When a loaded feed contains a podcast:liveItem, a pulsing red ● LIVE badge appears on the sub-tab.


WYSIWYG Description Fields

RSS description fields support a limited subset of HTML. All four main description fields were replaced with WYSIWYG editors with a toolbar covering bold, italic, bulleted list, numbered list, link, and clear. Content is output in <![CDATA[...]]> blocks in the XML.
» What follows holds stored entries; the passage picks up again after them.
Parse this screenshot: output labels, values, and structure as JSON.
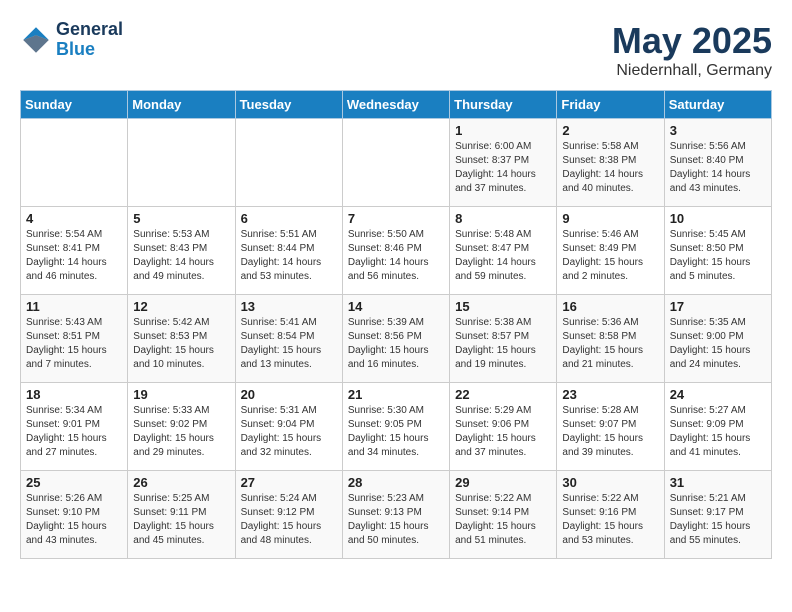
{
  "header": {
    "logo_line1": "General",
    "logo_line2": "Blue",
    "month_year": "May 2025",
    "location": "Niedernhall, Germany"
  },
  "days_of_week": [
    "Sunday",
    "Monday",
    "Tuesday",
    "Wednesday",
    "Thursday",
    "Friday",
    "Saturday"
  ],
  "weeks": [
    [
      {
        "day": "",
        "info": ""
      },
      {
        "day": "",
        "info": ""
      },
      {
        "day": "",
        "info": ""
      },
      {
        "day": "",
        "info": ""
      },
      {
        "day": "1",
        "info": "Sunrise: 6:00 AM\nSunset: 8:37 PM\nDaylight: 14 hours\nand 37 minutes."
      },
      {
        "day": "2",
        "info": "Sunrise: 5:58 AM\nSunset: 8:38 PM\nDaylight: 14 hours\nand 40 minutes."
      },
      {
        "day": "3",
        "info": "Sunrise: 5:56 AM\nSunset: 8:40 PM\nDaylight: 14 hours\nand 43 minutes."
      }
    ],
    [
      {
        "day": "4",
        "info": "Sunrise: 5:54 AM\nSunset: 8:41 PM\nDaylight: 14 hours\nand 46 minutes."
      },
      {
        "day": "5",
        "info": "Sunrise: 5:53 AM\nSunset: 8:43 PM\nDaylight: 14 hours\nand 49 minutes."
      },
      {
        "day": "6",
        "info": "Sunrise: 5:51 AM\nSunset: 8:44 PM\nDaylight: 14 hours\nand 53 minutes."
      },
      {
        "day": "7",
        "info": "Sunrise: 5:50 AM\nSunset: 8:46 PM\nDaylight: 14 hours\nand 56 minutes."
      },
      {
        "day": "8",
        "info": "Sunrise: 5:48 AM\nSunset: 8:47 PM\nDaylight: 14 hours\nand 59 minutes."
      },
      {
        "day": "9",
        "info": "Sunrise: 5:46 AM\nSunset: 8:49 PM\nDaylight: 15 hours\nand 2 minutes."
      },
      {
        "day": "10",
        "info": "Sunrise: 5:45 AM\nSunset: 8:50 PM\nDaylight: 15 hours\nand 5 minutes."
      }
    ],
    [
      {
        "day": "11",
        "info": "Sunrise: 5:43 AM\nSunset: 8:51 PM\nDaylight: 15 hours\nand 7 minutes."
      },
      {
        "day": "12",
        "info": "Sunrise: 5:42 AM\nSunset: 8:53 PM\nDaylight: 15 hours\nand 10 minutes."
      },
      {
        "day": "13",
        "info": "Sunrise: 5:41 AM\nSunset: 8:54 PM\nDaylight: 15 hours\nand 13 minutes."
      },
      {
        "day": "14",
        "info": "Sunrise: 5:39 AM\nSunset: 8:56 PM\nDaylight: 15 hours\nand 16 minutes."
      },
      {
        "day": "15",
        "info": "Sunrise: 5:38 AM\nSunset: 8:57 PM\nDaylight: 15 hours\nand 19 minutes."
      },
      {
        "day": "16",
        "info": "Sunrise: 5:36 AM\nSunset: 8:58 PM\nDaylight: 15 hours\nand 21 minutes."
      },
      {
        "day": "17",
        "info": "Sunrise: 5:35 AM\nSunset: 9:00 PM\nDaylight: 15 hours\nand 24 minutes."
      }
    ],
    [
      {
        "day": "18",
        "info": "Sunrise: 5:34 AM\nSunset: 9:01 PM\nDaylight: 15 hours\nand 27 minutes."
      },
      {
        "day": "19",
        "info": "Sunrise: 5:33 AM\nSunset: 9:02 PM\nDaylight: 15 hours\nand 29 minutes."
      },
      {
        "day": "20",
        "info": "Sunrise: 5:31 AM\nSunset: 9:04 PM\nDaylight: 15 hours\nand 32 minutes."
      },
      {
        "day": "21",
        "info": "Sunrise: 5:30 AM\nSunset: 9:05 PM\nDaylight: 15 hours\nand 34 minutes."
      },
      {
        "day": "22",
        "info": "Sunrise: 5:29 AM\nSunset: 9:06 PM\nDaylight: 15 hours\nand 37 minutes."
      },
      {
        "day": "23",
        "info": "Sunrise: 5:28 AM\nSunset: 9:07 PM\nDaylight: 15 hours\nand 39 minutes."
      },
      {
        "day": "24",
        "info": "Sunrise: 5:27 AM\nSunset: 9:09 PM\nDaylight: 15 hours\nand 41 minutes."
      }
    ],
    [
      {
        "day": "25",
        "info": "Sunrise: 5:26 AM\nSunset: 9:10 PM\nDaylight: 15 hours\nand 43 minutes."
      },
      {
        "day": "26",
        "info": "Sunrise: 5:25 AM\nSunset: 9:11 PM\nDaylight: 15 hours\nand 45 minutes."
      },
      {
        "day": "27",
        "info": "Sunrise: 5:24 AM\nSunset: 9:12 PM\nDaylight: 15 hours\nand 48 minutes."
      },
      {
        "day": "28",
        "info": "Sunrise: 5:23 AM\nSunset: 9:13 PM\nDaylight: 15 hours\nand 50 minutes."
      },
      {
        "day": "29",
        "info": "Sunrise: 5:22 AM\nSunset: 9:14 PM\nDaylight: 15 hours\nand 51 minutes."
      },
      {
        "day": "30",
        "info": "Sunrise: 5:22 AM\nSunset: 9:16 PM\nDaylight: 15 hours\nand 53 minutes."
      },
      {
        "day": "31",
        "info": "Sunrise: 5:21 AM\nSunset: 9:17 PM\nDaylight: 15 hours\nand 55 minutes."
      }
    ]
  ]
}
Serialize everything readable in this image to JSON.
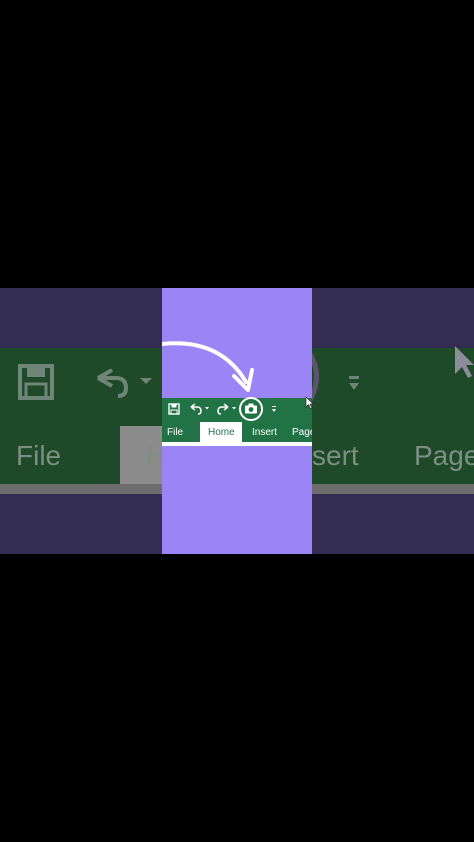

Tracking down the double-encoding bug took some work. When a previously generated feed was reloaded, descriptions were displaying as &lt;p&gt; instead of rendered text. The problem ran through three layers: getTagText was stripping CDATA markers, wySetContent was receiving already-encoded HTML, and buildUpdatedFeed was running the content through the x() XML-escape function a second time. The fix was making buildUpdatedFeed use CDATA for description fields, the same way buildNewFeed already did.


Other UX Details

  • Thumbnail previews next to all image URL fields, loaded on blur
  • Live character counters on description fields with Apple’s 4,000-character limit marked
  • Required field indicators
  • Placeholder text on all major fields
  • Copy buttons to avoid re-entering the same content (podcast description → iTunes summary, channel persons → episode persons, etc.)
  • Dynamic podroll list with add/remove, parsed from loaded feeds
  • Dynamic person lists at channel, episode, and live episode levels with expandable detail cards
  • Next buttons at the bottom of each tab
  • Floating Generate Feed button fixed to the bottom-right corner, visible on every tab
  • Last Updated Date auto-updates when the feed is regenerated
  • Setting an episode publication date automatically updates the channel-level dates

How It Was Built

Every feature in this tool was specified in plain language and implemented through conversation. No local environment, no file switching, no copy-paste between tools. Changes were made, tested against real feed files, and iterated on in the same session.

The result is a standalone HTML file — no server, no dependencies — that handles RSS 2.0, iTunes, Podcast 2.0, Value4Value, and live episodes.


Hapa Feeds is a single HTML file. It runs in any modern browser with no installation required.